The Role of Tuftelin-1 in Mesomesenchymal Transition of Pleural Mesothelial Cells and the Progression of Pleural Fibrosis.

Abstract

Pleural conditions causing exudative effusions (empyema or complicated parapneumonia), can result in pathological pleural organization leading to pleural fibrosis (PF). Pleural mesothelial cells (PMCs) undergo mesenchymal transition (MesoMT) and acquire a profibrotic phenotype characterized by increased expression of α-smooth muscle actin (α-SMA), collagen 1 (Col-1) and phenotypic changes including elongation, stress fiber formation and contraction. Using RNA sequencing analysis, we identified Tuftelin1 (Tuft1) as a novel potential target. Although Prior studies have shown that Tuft1 expression is associated with aggressive cellular phenotypes, its role in pleural fibrosis (PF) is unknown.
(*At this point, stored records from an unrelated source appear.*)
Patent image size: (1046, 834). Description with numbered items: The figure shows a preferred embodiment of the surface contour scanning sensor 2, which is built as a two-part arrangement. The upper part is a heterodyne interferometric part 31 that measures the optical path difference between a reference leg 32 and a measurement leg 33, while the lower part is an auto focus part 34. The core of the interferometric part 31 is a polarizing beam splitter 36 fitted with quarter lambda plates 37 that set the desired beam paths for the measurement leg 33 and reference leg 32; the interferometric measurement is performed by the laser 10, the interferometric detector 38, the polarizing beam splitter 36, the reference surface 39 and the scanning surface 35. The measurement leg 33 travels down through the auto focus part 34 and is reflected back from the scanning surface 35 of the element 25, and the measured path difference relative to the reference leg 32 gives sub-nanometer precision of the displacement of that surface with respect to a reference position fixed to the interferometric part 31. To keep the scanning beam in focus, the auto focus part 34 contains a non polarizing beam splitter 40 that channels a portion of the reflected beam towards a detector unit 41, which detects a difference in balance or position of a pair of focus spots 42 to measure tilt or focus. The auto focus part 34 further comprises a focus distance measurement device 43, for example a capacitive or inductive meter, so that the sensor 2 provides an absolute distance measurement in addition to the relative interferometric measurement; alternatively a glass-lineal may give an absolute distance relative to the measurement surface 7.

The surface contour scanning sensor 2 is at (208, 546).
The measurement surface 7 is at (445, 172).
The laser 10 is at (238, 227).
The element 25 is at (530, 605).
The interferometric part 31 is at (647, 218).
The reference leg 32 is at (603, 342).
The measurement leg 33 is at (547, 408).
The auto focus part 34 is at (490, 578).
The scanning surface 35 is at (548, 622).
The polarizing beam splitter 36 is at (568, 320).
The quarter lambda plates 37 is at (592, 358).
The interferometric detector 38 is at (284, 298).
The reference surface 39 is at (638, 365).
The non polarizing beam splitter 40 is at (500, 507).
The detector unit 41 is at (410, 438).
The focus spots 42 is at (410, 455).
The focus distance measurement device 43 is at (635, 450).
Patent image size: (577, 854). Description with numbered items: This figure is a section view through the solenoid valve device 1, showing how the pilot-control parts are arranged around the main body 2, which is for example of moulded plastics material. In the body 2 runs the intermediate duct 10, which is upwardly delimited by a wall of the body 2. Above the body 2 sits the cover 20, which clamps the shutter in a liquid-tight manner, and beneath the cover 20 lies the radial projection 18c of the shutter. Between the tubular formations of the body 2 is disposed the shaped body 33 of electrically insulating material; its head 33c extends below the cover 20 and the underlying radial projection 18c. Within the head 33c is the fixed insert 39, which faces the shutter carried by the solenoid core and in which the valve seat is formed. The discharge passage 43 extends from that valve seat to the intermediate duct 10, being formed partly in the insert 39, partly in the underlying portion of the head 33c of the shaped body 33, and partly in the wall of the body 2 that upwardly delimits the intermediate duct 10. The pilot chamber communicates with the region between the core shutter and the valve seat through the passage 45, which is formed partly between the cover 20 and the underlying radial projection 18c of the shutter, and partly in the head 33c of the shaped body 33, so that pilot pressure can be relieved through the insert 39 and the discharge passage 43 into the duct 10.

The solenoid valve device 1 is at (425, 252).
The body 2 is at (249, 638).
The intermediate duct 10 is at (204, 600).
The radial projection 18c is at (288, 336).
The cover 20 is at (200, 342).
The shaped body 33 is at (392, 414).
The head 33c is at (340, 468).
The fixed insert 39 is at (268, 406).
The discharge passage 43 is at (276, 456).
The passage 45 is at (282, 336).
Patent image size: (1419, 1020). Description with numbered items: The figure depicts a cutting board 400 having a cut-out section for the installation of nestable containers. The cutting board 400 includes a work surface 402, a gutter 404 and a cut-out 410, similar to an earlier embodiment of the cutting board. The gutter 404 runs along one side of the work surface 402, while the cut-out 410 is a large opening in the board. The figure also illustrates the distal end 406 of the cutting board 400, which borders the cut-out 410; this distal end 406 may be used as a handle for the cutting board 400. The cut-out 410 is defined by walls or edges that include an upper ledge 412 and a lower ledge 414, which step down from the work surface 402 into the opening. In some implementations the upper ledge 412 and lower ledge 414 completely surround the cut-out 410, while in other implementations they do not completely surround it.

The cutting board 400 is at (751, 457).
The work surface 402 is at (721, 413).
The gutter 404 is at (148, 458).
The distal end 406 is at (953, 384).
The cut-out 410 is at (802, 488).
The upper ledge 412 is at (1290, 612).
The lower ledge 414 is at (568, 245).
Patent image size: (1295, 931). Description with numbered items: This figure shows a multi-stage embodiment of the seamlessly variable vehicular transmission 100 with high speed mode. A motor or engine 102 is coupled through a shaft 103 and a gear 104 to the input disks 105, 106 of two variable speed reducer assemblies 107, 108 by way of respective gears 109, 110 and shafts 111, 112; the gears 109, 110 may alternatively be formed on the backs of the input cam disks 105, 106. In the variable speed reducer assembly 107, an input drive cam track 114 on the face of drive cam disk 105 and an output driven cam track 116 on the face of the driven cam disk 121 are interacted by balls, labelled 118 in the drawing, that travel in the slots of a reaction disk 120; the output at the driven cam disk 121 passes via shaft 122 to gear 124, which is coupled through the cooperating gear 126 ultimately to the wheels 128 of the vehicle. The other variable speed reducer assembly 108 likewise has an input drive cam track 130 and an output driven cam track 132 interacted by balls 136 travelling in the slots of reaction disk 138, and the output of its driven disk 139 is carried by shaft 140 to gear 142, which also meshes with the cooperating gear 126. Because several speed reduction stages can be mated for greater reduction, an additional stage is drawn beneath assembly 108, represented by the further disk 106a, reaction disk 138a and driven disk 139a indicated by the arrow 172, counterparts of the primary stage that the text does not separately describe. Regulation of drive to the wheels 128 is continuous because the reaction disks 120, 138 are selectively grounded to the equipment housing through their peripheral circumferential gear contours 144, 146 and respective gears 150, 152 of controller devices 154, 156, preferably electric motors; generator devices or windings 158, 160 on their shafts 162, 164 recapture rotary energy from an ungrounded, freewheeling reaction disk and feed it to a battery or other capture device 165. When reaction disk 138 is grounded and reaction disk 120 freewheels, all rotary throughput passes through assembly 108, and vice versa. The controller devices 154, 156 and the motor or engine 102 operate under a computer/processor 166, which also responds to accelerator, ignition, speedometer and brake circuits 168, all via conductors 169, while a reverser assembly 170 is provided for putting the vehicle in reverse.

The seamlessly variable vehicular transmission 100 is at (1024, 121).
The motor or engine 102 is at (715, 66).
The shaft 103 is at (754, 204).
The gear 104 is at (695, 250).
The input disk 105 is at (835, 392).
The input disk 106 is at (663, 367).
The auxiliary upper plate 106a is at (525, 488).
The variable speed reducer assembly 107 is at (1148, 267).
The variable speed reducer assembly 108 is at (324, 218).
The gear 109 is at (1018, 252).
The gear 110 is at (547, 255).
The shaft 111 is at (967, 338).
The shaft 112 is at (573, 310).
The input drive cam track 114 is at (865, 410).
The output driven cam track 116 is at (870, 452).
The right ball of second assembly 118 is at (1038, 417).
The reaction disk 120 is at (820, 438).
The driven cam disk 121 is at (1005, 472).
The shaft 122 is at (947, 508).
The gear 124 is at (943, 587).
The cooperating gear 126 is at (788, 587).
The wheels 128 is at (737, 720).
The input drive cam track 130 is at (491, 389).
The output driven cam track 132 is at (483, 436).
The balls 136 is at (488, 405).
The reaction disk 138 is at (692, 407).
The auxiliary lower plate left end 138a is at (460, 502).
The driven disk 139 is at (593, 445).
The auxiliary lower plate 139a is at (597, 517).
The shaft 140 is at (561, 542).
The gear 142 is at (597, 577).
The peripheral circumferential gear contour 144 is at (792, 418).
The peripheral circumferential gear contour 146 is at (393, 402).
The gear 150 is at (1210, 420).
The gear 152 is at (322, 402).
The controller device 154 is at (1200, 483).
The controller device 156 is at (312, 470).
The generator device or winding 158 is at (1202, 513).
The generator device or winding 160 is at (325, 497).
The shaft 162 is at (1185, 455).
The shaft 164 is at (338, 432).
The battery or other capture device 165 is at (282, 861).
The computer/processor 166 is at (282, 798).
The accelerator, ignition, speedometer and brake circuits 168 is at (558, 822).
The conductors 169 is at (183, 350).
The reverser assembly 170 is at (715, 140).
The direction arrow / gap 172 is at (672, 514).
Our prior studies show that inhibition of PI3K/Akt, mTORC2, or GSK-3β blocks MesoMT. In this study, we build on previous findings and suggest that Tuft1 plays a key role in promoting MesoMT. In human (PMCs), various mediators that induce MesoMT result in upregulation of Tuft1 expression. Furthermore, we also found that Tuft1 was increased in human pleuritis tissues and in murine models of PF compared to normal lung. In our studies, TGF-β mediated increase in Tuft1 was blocked by the GSK-3β inhibitor 9-ING-41. Knockdown of Tuft1 in vitro, blocked TGFβ mediated MesoMT. Conversely, Tuft1 overexpression induced mTORC2 signaling and promoted MesoMT in the absence of TGF-β. In vivo analyses showed that mesothelial cell-specific Tuft1 knockout mice (Tuft1PMC-/-) were protected from S. pneumoniae-mediated pleural injury. Histological analysis showed that pleural thickening and profibrotic markers were significantly reduced in Tuft1PMC-/- mice compared to WT controls. These studies strongly support therapeutic targeting of Tuft1 as a novel means to mitigate PF.